National Hurricane Center forecasters reported the storm shows increasing organization, though wind shear has kept it from having a completely closed circulation. The heaviest storm activity is along its south and east sections. An Air Force hurricane hunter reconnaissance plane was scheduled to investigate the storm Tuesday afternoon.
The storm is currently northeast of the Bahamas and headed west toward Florida at 5 mph. It is expected to make an abrupt turn to the north Thursday and Friday before reaching the Bahamas. It is expected to accelerate and be several hundred miles off the North Carolina coast Sunday morning. Forecasters warned their long-term track has a low confidence because of weather pattern uncertainties and a fairly wide range of possibilities in their computer models.

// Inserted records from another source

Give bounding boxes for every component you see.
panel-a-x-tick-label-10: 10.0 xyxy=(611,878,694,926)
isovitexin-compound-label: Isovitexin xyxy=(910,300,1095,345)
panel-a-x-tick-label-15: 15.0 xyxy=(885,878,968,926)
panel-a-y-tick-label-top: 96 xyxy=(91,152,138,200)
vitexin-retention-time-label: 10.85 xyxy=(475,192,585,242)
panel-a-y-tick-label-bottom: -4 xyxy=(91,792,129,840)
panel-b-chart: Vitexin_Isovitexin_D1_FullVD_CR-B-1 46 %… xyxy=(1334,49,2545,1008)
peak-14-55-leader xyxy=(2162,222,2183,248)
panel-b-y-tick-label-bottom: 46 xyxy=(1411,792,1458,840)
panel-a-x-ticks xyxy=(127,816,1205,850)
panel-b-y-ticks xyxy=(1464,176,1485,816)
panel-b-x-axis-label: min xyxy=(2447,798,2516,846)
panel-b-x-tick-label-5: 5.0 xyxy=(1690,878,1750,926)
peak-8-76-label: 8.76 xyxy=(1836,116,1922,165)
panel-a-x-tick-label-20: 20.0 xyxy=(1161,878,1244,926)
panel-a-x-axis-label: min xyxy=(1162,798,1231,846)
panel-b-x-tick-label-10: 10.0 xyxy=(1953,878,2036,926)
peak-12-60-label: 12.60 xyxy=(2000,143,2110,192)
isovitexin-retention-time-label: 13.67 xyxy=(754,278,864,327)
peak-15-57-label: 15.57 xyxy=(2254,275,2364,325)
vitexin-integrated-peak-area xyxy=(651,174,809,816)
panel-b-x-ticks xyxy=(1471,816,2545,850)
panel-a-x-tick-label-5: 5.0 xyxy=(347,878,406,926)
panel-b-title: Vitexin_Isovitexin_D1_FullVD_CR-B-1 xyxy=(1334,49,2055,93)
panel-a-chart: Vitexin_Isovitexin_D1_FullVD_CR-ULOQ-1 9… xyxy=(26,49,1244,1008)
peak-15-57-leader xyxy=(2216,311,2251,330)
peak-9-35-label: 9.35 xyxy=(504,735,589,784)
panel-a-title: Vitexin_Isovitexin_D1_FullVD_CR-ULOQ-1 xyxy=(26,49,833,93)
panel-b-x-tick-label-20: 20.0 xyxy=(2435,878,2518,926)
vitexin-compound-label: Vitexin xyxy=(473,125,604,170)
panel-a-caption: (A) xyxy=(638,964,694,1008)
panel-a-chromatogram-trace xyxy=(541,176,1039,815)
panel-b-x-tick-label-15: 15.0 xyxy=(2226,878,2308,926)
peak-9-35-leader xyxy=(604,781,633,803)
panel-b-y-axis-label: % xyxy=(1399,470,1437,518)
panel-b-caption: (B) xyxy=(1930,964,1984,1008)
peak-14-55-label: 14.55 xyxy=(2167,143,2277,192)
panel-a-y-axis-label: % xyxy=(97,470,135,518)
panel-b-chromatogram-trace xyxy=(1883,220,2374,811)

Wind shear keeping the storm from strengthening is expected to ease within 48 hours, which would allow Joaquin to approach hurricane strength in a few days. But confidence in that forecast also is low. Some long-range models predict Joaquin will make landfall in North Carolina or Virginia.
Two other stormy areas are being watched for possible development. One area of disturbed weather in north Florida now bringing tropical moisture across much of the state is given no chance of becoming a tropical system in the next 48 hours. Another northeast of the Lesser Antilles has a 10 percent chance.